Another influence that informed my visual humour was how bad graphic design in India was then. There was always a tilt in handwritten designs on the back of tempos, which, more often than not, had typos. Just the raw nature of design that was poorly executed but still communicated the message had an honesty to it that stayed with me. This is why I don’t finesse everything visually — it always has some authenticity.
You’re probably the first to elevate ‘Dad’ jokes and puns with visual effects and animations. Was humour always the direction you wanted to head in with respect to your art?
I take life lightly. I’m the kind of person you would find laughing at a funeral. In all honesty, life itself is too serious, but if you notice, our lives are funny as well. We try to find logic in everything, but just the way everything operates isn’t always logical. Which is why, everything I work on ends up being funny, even if I don’t try. When I do something serious, it’ll still come across as hilarious. I think it's just the lens I take on life. Also, every post of mine is a cultural and social archive. I’m abstractly emoting in response to my own life or the circumstances around all of us. So really, I’m finding the moments of laughter in this rat race of which we’re all a part.
Is your creative process dynamic and chaotic, or do you meditatively envision your work before you begin?
A bunch of years ago, I decided I won’t base my art on inspiration, rather I will centre it around the process of creating. So every morning, after my daily chores, I turn my computer on regardless of if I have work to do or not. I make it a point to work for eight to ten hours everyday. Sometimes, I look at something and get an immediate idea. but there are times when I'm trying to connect the dots but nothing will come of it. Even then, I try not to think of the output. I focus on just turning my computer on and creating something — I’ve conditioned my brain to be free and create.
What’s it like exploring so many mediums in art?
So many mediums I’ve played with have happened out of necessity rather than choice. Ten or twelve years ago, I made an art installation out of plastic bottles, and a guy approached me to do art direction for an ad film. I had never done it but I went ahead and tried it out. Another time, someone told me they’re working on creating a gaming lounge and needed an interior designer, but didn’t have a budget for it. So I also designed his interiors for him, free of cost. The most fun creative avenue right now is UX design. I love 3D because I can create worlds with it. But with 3D design, once you’ve envisioned what you want to make, the rest of the process is just donkey work, it’s operational. Whereas, in UX, once the skeleton of the project is established, the creative work emerges. It's much more immersive and hands on, with consumer psychology coming into play. So, in the coming years, I feel UX designers are just going to grow more important.

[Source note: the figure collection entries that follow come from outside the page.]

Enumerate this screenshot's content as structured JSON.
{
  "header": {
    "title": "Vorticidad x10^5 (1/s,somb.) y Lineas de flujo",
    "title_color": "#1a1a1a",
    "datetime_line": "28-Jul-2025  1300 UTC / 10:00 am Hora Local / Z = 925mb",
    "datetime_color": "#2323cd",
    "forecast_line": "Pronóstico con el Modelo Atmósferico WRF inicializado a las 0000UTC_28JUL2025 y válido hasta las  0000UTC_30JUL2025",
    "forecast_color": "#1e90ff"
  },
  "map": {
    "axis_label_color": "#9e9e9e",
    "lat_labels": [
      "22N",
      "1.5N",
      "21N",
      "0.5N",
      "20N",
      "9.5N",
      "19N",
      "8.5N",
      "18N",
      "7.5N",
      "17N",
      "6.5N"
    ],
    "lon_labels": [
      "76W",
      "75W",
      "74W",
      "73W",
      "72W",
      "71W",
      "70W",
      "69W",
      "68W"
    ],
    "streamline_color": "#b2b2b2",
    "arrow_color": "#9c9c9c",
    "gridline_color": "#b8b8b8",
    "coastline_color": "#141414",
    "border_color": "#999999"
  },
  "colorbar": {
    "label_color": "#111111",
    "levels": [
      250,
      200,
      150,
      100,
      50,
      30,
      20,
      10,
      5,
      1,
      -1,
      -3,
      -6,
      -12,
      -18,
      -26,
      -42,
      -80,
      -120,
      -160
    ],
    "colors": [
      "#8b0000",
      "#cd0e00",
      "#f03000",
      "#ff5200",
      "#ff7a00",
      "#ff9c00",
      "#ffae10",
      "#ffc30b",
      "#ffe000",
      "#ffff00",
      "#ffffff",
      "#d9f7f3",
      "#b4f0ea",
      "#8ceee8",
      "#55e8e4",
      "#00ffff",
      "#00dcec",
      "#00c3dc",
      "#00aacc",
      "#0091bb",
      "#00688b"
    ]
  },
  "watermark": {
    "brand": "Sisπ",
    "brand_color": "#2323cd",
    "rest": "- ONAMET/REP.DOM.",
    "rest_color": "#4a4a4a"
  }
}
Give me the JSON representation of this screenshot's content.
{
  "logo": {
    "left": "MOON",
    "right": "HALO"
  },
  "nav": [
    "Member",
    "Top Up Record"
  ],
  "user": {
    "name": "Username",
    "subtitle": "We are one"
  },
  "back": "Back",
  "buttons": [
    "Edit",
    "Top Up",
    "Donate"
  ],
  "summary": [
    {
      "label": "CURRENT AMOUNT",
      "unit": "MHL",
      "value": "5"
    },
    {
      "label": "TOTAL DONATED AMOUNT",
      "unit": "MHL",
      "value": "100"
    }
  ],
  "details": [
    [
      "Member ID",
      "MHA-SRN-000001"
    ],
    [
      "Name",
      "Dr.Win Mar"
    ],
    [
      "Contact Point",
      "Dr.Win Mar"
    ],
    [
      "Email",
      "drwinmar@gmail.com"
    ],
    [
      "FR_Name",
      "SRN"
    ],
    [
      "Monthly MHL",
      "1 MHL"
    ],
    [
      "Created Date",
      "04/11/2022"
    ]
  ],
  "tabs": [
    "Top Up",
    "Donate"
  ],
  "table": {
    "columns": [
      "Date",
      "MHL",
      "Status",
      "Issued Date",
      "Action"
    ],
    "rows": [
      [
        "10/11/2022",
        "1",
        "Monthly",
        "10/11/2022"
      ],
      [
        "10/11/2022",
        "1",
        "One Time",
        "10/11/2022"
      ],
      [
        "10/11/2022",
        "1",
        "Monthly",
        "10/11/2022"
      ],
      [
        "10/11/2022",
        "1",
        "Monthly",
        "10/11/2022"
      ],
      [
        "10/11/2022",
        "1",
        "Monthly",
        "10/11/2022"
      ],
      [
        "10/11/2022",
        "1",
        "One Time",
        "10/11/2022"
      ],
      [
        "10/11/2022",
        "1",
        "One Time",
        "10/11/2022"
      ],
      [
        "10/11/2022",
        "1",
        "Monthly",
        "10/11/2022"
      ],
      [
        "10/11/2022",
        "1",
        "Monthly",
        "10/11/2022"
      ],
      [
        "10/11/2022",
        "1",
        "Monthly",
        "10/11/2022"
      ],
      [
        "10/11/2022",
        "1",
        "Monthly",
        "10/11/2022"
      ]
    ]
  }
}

As someone who has been creating for over twelve years, how do you think has the Indian art landscape evolved over time?
The Indian art landscape or art scene is not quite concrete right now in this digital age. The Indian audience considers all by-lanes of art equal — painters, puppeteers, et cetera. Popularity and monetisation is your best bet as an artist. But not enough artists have come together and legitimised themselves as a ‘scene’. Or maybe they have and I’m just not a part of it. However, I feel designers in a corporate framework are restricted monetarily — they reach their roofs quickly. In that case, I anticipate more designers to surrender themselves into being artists. Their future is in art, just the pace of it depends on their privilege. I had to work in the industry for ten years, whether it was for agencies or brands so that I could establish myself as an independent artist who can live off of my creative work.
Do you think NFTs and Meta-Art can stand the test of time and capital?
NFTs and such are definitely here to stay. They’re all young and testing things here and there, but it's a new medium and should be treated as such. There is merit to it, especially for artists who can set their own terms and also see where their profits are going, which wasn’t possible earlier. It's similar to merchandising, even if it doesn’t get you tremendous revenue, it's a medium that is ready to be explored. That being said, it's enough right now to just observe and spectate the space to learn about it rather than to leap into it.